C’est un drame qui secoue le monde médical marseillais. Une infirmière de l’Assistance Publique-Hôpitaux de Marseille (AP-HM) comparaissait lundi devant le tribunal correctionnel pour homicide involontaire, après avoir administré à une patiente une dose 1000 fois supérieure à celle prescrite d’adrénaline, causant son décès. Le parquet a requis à son encontre 18 mois de prison avec sursis.
Cette affaire tragique remonte au 5 septembre 2017. Ce jour-là, une patiente de 47 ans était entrée au service rhumatologie de l’hôpital de jour de Sainte-Marguerite pour sa cinquième injection destinée à traiter une polyarthrite rhumatoïde. Suite à un épisode allergique, elle subissait un choc anaphylactique, pris en charge par un interne sous la supervision d’un médecin sénior.
Une erreur de dosage catastrophique
Suivant le protocole établi pour ce type d’urgence, l’interne prescrivait l’injection de 20 microgrammes d’adrénaline. Mais l’infirmière, récemment arrivée dans le service, administrait en réalité 20 milligrammes, soit les quatre flacons de 5 mg présents sur le chariot d’urgence. Une dose 1000 fois supérieure à celle prescrite.
La patiente était transférée en réanimation, mais l’erreur de dosage ne serait révélée que le lendemain.
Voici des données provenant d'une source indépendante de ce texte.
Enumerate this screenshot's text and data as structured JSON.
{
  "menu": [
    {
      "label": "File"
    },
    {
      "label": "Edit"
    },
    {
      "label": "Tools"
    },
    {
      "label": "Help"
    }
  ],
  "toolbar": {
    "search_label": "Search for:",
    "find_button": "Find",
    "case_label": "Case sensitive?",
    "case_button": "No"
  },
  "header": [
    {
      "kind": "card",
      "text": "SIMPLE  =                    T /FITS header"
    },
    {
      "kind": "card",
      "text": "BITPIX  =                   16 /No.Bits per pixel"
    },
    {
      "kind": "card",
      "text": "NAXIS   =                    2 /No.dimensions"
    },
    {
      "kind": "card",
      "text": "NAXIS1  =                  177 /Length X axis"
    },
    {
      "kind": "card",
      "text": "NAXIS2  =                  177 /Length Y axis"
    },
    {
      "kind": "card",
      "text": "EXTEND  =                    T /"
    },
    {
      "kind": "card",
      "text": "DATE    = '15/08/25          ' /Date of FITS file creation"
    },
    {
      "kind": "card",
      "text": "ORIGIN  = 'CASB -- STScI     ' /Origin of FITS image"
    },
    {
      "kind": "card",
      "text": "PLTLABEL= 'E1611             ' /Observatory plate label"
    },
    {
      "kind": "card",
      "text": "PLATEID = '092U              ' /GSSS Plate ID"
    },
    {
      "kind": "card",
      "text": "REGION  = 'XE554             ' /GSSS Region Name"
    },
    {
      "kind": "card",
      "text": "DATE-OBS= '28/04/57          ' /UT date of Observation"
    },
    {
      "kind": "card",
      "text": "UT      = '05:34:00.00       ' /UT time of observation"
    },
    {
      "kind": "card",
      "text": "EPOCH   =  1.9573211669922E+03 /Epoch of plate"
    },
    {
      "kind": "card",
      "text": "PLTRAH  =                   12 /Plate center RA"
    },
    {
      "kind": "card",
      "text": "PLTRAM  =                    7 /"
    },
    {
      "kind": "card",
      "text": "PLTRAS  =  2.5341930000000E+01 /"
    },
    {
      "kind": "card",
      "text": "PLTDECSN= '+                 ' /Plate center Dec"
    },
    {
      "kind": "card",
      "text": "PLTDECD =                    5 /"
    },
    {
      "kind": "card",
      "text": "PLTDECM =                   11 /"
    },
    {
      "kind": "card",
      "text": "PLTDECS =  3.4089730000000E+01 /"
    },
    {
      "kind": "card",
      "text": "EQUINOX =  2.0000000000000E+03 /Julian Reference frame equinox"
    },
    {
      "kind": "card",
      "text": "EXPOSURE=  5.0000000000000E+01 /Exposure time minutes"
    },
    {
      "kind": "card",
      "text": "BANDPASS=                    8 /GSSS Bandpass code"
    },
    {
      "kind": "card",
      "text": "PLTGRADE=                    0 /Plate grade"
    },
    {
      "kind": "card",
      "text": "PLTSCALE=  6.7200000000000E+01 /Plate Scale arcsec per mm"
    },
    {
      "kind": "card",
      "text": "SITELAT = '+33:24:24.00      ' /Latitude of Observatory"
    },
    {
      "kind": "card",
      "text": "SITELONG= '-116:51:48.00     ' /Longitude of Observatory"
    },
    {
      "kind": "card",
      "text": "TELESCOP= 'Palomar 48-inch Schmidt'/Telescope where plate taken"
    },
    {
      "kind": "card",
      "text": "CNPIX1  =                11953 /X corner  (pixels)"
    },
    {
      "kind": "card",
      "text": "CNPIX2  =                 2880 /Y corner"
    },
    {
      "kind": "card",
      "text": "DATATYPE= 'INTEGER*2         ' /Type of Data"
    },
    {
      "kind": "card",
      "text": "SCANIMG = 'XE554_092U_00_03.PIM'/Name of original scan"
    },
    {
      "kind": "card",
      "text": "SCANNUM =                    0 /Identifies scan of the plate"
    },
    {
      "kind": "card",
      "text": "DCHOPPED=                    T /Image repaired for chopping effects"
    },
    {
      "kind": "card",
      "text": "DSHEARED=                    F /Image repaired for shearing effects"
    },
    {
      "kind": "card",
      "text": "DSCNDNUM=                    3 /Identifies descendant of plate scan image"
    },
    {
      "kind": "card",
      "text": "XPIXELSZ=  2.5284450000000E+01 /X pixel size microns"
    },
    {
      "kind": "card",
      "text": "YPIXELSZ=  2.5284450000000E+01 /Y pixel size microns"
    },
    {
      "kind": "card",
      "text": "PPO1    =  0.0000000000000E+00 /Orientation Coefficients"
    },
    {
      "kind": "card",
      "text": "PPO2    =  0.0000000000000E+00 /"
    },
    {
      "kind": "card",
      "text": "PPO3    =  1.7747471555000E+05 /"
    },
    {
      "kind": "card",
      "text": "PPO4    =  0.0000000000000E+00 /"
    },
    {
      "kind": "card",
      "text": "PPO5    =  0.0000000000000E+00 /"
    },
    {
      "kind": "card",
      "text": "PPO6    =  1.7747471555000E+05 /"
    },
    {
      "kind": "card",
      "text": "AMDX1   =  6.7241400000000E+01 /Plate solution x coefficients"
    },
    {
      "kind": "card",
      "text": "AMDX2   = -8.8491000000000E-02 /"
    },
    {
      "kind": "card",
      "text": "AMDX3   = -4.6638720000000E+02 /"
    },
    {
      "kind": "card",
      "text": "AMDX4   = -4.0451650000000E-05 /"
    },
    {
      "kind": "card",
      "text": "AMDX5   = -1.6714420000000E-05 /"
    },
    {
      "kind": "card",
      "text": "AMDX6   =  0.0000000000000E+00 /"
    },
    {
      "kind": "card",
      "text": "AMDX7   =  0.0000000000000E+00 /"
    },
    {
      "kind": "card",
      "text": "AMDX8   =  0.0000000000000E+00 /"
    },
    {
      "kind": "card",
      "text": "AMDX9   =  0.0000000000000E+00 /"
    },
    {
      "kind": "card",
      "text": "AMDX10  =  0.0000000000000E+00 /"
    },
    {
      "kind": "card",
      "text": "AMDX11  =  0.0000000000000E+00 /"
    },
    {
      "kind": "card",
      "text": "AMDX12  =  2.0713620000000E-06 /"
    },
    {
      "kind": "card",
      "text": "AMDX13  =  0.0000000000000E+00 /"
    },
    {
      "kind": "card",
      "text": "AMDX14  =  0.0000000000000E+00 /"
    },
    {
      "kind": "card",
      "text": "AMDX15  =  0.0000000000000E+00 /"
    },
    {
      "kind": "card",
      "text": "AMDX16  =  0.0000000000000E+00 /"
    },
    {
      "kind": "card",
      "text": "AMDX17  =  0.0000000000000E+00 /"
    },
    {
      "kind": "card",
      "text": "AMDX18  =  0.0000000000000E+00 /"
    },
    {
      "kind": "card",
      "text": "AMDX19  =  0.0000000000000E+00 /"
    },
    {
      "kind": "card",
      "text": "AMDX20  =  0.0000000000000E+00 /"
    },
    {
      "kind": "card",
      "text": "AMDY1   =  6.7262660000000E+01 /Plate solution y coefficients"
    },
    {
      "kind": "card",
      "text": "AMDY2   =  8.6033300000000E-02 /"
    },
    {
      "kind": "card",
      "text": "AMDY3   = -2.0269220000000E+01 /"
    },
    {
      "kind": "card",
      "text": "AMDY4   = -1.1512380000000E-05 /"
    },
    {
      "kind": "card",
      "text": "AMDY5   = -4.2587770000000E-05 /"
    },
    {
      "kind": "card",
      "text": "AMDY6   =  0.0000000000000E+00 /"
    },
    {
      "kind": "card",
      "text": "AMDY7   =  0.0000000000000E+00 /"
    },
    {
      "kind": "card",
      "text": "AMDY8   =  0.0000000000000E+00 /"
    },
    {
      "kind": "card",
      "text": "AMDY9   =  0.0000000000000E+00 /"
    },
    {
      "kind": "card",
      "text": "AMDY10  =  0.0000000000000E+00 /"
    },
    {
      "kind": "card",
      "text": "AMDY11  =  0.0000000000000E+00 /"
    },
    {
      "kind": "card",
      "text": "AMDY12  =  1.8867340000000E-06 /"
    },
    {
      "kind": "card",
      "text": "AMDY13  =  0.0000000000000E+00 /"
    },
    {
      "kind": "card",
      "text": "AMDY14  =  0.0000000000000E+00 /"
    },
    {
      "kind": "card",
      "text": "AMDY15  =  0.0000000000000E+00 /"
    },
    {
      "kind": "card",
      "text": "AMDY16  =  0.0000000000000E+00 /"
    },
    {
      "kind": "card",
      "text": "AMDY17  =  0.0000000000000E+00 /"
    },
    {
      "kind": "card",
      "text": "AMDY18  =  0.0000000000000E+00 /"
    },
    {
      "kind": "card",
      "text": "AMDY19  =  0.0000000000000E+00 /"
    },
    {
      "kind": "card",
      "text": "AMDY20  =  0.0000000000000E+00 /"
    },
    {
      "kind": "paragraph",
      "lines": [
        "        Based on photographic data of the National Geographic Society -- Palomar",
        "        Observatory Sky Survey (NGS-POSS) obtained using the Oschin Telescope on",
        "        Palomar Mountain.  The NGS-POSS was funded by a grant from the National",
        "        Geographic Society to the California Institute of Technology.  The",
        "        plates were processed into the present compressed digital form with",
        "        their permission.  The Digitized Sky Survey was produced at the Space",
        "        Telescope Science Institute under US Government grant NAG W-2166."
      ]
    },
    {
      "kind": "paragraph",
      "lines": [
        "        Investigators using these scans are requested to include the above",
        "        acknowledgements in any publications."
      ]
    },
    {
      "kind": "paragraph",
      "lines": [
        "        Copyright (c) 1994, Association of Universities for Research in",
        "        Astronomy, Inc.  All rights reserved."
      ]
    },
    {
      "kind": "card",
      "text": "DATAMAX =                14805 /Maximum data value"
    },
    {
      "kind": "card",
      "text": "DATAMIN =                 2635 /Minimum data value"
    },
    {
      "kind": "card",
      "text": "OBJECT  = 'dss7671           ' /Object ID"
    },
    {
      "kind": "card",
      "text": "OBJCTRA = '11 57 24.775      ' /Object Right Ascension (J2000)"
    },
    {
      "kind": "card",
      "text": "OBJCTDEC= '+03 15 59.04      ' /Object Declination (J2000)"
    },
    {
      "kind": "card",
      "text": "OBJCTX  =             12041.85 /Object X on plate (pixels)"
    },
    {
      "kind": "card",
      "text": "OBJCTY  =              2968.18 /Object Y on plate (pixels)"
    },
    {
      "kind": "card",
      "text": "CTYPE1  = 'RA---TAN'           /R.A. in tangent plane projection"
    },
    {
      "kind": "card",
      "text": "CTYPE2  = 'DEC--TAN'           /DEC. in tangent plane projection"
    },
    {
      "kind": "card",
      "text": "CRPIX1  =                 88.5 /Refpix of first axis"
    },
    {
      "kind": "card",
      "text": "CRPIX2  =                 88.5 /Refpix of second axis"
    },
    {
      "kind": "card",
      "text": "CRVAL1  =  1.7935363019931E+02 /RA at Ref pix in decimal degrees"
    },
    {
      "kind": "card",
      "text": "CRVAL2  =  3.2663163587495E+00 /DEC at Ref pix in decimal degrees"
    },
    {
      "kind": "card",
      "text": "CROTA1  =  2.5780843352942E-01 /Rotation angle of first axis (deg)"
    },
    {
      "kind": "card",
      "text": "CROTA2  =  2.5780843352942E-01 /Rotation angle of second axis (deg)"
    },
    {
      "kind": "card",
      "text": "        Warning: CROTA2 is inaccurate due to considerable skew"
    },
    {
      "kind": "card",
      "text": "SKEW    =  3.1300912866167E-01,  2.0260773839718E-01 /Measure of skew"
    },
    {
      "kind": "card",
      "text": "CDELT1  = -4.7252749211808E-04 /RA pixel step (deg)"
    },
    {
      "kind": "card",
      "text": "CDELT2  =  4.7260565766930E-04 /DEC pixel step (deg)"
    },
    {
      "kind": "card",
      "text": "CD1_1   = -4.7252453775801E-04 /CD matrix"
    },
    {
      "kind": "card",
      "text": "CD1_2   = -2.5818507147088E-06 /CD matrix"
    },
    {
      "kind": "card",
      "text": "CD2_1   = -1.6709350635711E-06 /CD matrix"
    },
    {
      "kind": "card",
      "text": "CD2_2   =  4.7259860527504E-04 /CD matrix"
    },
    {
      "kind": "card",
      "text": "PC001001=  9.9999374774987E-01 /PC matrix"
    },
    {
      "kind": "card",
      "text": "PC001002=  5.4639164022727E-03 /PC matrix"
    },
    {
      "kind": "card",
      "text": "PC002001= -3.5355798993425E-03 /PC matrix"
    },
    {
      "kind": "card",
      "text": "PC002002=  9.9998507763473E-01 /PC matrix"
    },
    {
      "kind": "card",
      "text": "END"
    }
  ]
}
Malgré les soins, elle décédait le 9 septembre des suites de ce surdosage.
L’infirmière nie avoir entendu parler de “microgrammes”
Aujourd’hui retraitée, l’infirmière a maintenu devant le tribunal correctionnel avoir entendu l’interne parler de milligrammes et non de microgrammes. Mais pour le chef de service, un tel dosage “ne peut pas exister”, la dose conseillée en cas d’arrêt cardiaque étant d’un milligramme.
On me disait “dépêche-toi, dépêche-toi !”
a expliqué la prévenue à la barre
Interrogée pour savoir quel dosage lui serait apparu mortel, elle a reconnu ne pas savoir, n’ayant jamais utilisé d’adrénaline auparavant dans sa carrière. Une méconnaissance qui interpelle le compagnon de la victime, lui-même infirmier.
“Ce n’est pas digne d’un infirmier”
Formateur en cancérologie, il a exhibé au tribunal une seringue montrant la quantité “astronomique” administrée.
Ce n’est pas digne d’un infirmier. Elle a tué ma femme, c’est normal qu’elle soit ici.
a-t-il déploré
Pour le procureur, “si l’infirmier a un doute sur la prescription, il la vérifie auprès de son auteur”. Réclamant la relaxe, l’avocat de l’infirmière a plaidé que sa cliente “ne cherche pas à esquiver quoi que ce soit, à la différence de l’AP-HM qui veut se dédouaner de sa responsabilité”. Le jugement sera rendu le 9 septembre.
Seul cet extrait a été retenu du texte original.